Of these four great composers, Johann Christoph Friedrich turns out today to be the least mentioned of Bach's musical sons. However, his long sojourn at the court of the small town of Bückeburg earned him a similar appellation to that of his two more famous brothers (Johann Christian, "the Bach of London", and Carl Philipp Emanuel, "the Bach of Hamburg"). Born in Leipzig when his father served as Kantor of the Thomaskirche in that city, at the age of eighteen he entered the service of a count established in Bückeburg. And there he remained all his life, to be remembered today as "the Bach of Bückeburg".

JCF Bach (1732 - 1795)
The end of the line
In 1755, Johann Christoph Friedrich married. He fathered a musician and composer son, Wilhelm Friedrich Ernst Bach, who married twice, like his grandfather, but had only one son, who died in infancy. Thus, this early death ended forever the Bach lineage, the most important and extensive family of German musicians of the 17th and 18th centuries.

A fruitful author  
Unlike the paths chosen by his three musical brothers, Johann Christoph Friedrich was the one who remained closest to his father's style. He is the most classical, the most restrained, and perhaps the most conservative of the musical sons of the "old Bach". He wrote twenty symphonies, a good number of oratorios, liturgical pieces, motets, concertos, and sonatas for the keyboard, although much of it disappeared with the bombing of Berlin during the Second World War.
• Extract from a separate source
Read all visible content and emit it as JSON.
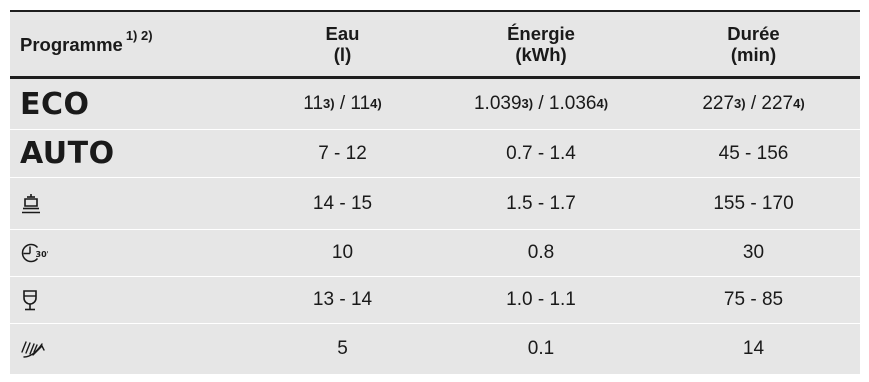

Of his keyboard concertos, the Concerto for piano and strings in E major stands out in the preference of performers and audiences alike.
These are his movements:
00:00  Allegro
08:45  Adagio
14:01  Allegro moderato

The performance is by the French-Cypriot pianist and composer Cyprien Katsaris, accompanied by the Chamber Orchestra of the Echternach Festival, conducted by the South Korean conductor Yoon K. Lee.